We started by getting the data into one place. Inpatient encounters from the EHR, ambulatory visits, claims-derived prior utilization, medication fill patterns, social determinants indicators captured at admission, and post-discharge follow-up status were unified into a governed analytics layer with patient-level lineage back to source. That layer became the single substrate for everything downstream — the risk model, the care manager worklists, the executive readmission dashboards, and the payer-facing reports.

On top of that we built a readmission risk score validated against the system’s own twelve months of outcomes rather than against a generic benchmark cohort. The model was deliberately boring: a calibrated, interpretable score that clinical reviewers could challenge feature by feature. Interpretability mattered more than a fractional point of AUC, because the care managers needed to know why a patient was flagged in order to choose the right intervention.

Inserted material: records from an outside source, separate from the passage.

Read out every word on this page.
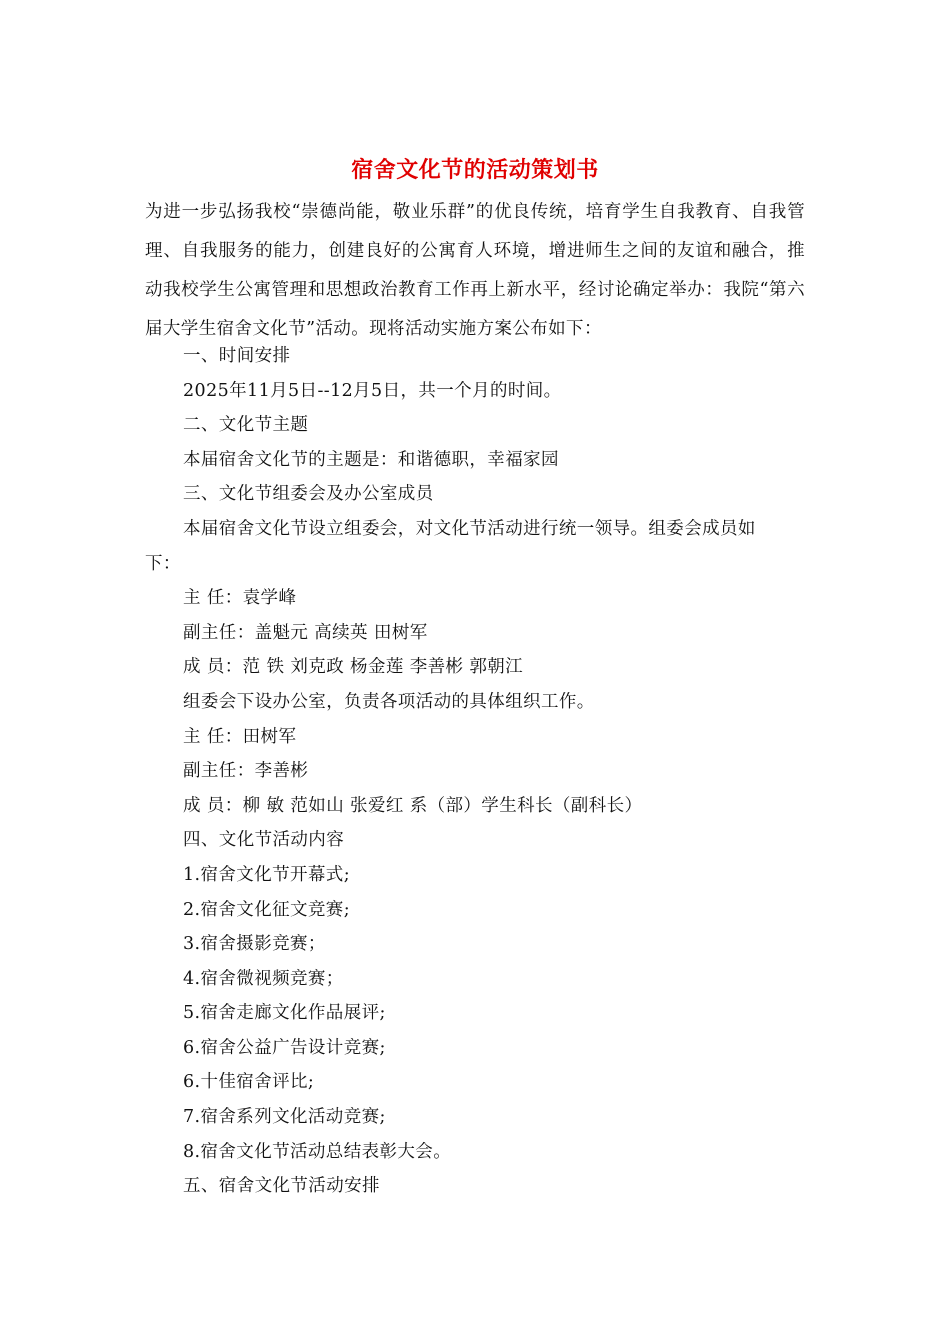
宿舍文化节的活动策划书

为进一步弘扬我校“崇德尚能，敬业乐群”的优良传统，培育学生自我教育、自我管理、自我服务的能力，创建良好的公寓育人环境，增进师生之间的友谊和融合，推动我校学生公寓管理和思想政治教育工作再上新水平，经讨论确定举办：我院“第六届大学生宿舍文化节”活动。现将活动实施方案公布如下：

一、时间安排

2025年11月5日--12月5日，共一个月的时间。

二、文化节主题

本届宿舍文化节的主题是：和谐德职，幸福家园

三、文化节组委会及办公室成员

本届宿舍文化节设立组委会，对文化节活动进行统一领导。组委会成员如

下：

主 任：袁学峰

副主任：盖魁元 高续英 田树军

成 员：范 铁 刘克政 杨金莲 李善彬 郭朝江

组委会下设办公室，负责各项活动的具体组织工作。

主 任：田树军

副主任：李善彬

成 员：柳 敏 范如山 张爱红 系（部）学生科长（副科长）

四、文化节活动内容

1.宿舍文化节开幕式;

2.宿舍文化征文竞赛;

3.宿舍摄影竞赛；

4.宿舍微视频竞赛；

5.宿舍走廊文化作品展评;

6.宿舍公益广告设计竞赛;

6.十佳宿舍评比;

7.宿舍系列文化活动竞赛;

8.宿舍文化节活动总结表彰大会。

五、宿舍文化节活动安排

The most important piece wasn’t the model. It was where the score showed up. We surfaced it inside the workflows the transitional care team and ambulatory clinicians already used — the discharge planning view, the post-discharge call queue, the ambulatory care manager’s daily list — rather than asking anyone to log into a new tool. High-risk patients showed up automatically on the right worklists, with the top contributing factors and the suggested intervention pathway already attached.

What changed

Twelve months in, the 30-day all-cause readmission rate was down 22% across the three flagship hospitals, with the largest absolute gains in the heart failure and COPD cohorts where the post-discharge intervention had the most leverage. The share of high-risk discharges reached by a care manager within 72 hours moved from 41% to 86% — that single operational shift accounts for a meaningful fraction of the headline number. Modeled against the prior baseline, the system avoided roughly 1,400 readmissions over the period.

Internally, the more durable change is how the transitional care team spends its day. Care managers reported a 58% reduction in the time spent locating and prioritizing patients, redirected into actual intervention work — medication reconciliation calls, follow-up visit scheduling, SDOH-driven referrals. The work the team was hired to do went from being the second half of the day to being the whole day.

Why it stuck

The risk score is recalibrated on the system’s own ongoing outcomes, so it tracks reality instead of decaying against a frozen training set. The data layer underneath is governed, version-controlled, and tested, which means the next analytics initiative — the system is already extending it to ED utilization and post-acute placement — starts from a working foundation rather than from another data-collection project. And because the score lives inside existing clinical workflows rather than in a separate tool, adoption didn’t depend on anyone changing their habits. The 22% number is the externally visible result; the internal result is a transitional care program that finally has the operational handle it was supposed to have all along.